Well, it’s been a little over a year now since we purchased the farm, and it’s amazing to look back at photographs and Google Earth and realize just how much has changed.  Like so many other areas in life, we tend to focus on what we have left to do and thereby lose sight of what we have accomplished.   Then we think back to last winter break: the torrential rain, the leaky RV and getting stuck in the mud!   Now we have a driveway, the RV no longer leaks, we have indoor plumbing, and we are able to live on the land.

Now that we are heading back into winter, we have to protect the progress we’ve made.   One of our first projects is protecting the well.  Hubby and BIL framed the well-house in October, and we were able to get it dried in a couple of weekends ago.   We made it a little bigger than necessary so that we’d actually have room to work in there as the need arises!   BIL had to have the pump replaced on his well, so we were able to take his experience and plan for the possibility of needing to cut a hole in the roof!   Eventually we’ll place a cupola on the roof to allow for ventilation and for access to the pump from above, but that probably won’t happen until next summer.

Well house – enclosed

The cupola will be the finishing touch on what will be my little red schoolhouse.   Hubby was originally going to build a full sized shed in the style of a school house, but now that we’ve gone with the less costly and more secure shipping container, I get to downsize my decorating.   We already have the siding and the red paint, so maybe that step will be done by the end of Thanksgiving break.   After that, I’ll buy some of the curlicue decorative stuff from Lowes and jazz it up a little.

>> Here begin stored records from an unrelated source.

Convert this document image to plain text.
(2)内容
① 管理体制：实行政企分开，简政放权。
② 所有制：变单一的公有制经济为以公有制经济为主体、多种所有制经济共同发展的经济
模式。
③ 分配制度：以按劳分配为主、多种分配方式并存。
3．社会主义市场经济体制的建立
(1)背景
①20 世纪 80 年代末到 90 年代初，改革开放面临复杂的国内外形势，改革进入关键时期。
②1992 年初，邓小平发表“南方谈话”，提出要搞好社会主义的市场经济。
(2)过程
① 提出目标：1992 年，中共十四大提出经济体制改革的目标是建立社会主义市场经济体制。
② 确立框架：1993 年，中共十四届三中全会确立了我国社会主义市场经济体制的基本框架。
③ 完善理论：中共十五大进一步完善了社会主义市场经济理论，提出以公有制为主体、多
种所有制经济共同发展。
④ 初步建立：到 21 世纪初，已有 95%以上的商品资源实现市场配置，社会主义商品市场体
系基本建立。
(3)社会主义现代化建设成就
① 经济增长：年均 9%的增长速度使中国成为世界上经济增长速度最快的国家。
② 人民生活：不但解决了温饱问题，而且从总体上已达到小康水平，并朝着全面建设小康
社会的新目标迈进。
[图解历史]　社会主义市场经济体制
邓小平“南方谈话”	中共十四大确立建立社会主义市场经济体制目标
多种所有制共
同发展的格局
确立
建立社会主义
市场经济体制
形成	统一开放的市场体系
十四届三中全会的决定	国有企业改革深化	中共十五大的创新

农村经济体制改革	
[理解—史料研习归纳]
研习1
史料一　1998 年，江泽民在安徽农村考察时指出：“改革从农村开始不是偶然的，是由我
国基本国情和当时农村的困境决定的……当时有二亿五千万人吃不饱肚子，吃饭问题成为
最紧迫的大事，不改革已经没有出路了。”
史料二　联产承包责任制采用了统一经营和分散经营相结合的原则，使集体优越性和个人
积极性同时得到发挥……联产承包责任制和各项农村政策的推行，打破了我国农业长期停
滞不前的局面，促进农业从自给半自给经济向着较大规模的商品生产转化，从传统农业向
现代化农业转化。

We’d seen Ondura roofing on HGTV some time ago, and had considered it for the house.   We decided to try it on the well-house first.  It was easy to install and we love the vibrant color.   However, we bumped into the end of one sheet with the ladder and damaged it.   It withstands pressure from above well, but we worry about how much would end up damaged during installation of a full roof.   The ridge cap is also a little wavy.    The sheets cut well with a circular saw.   Ondura is supposed to be resistant to hail damage, and I believe it will be because of its flexibility.   It’s a good product and attractive, but we think we’ll go with a metal roof when we build the house.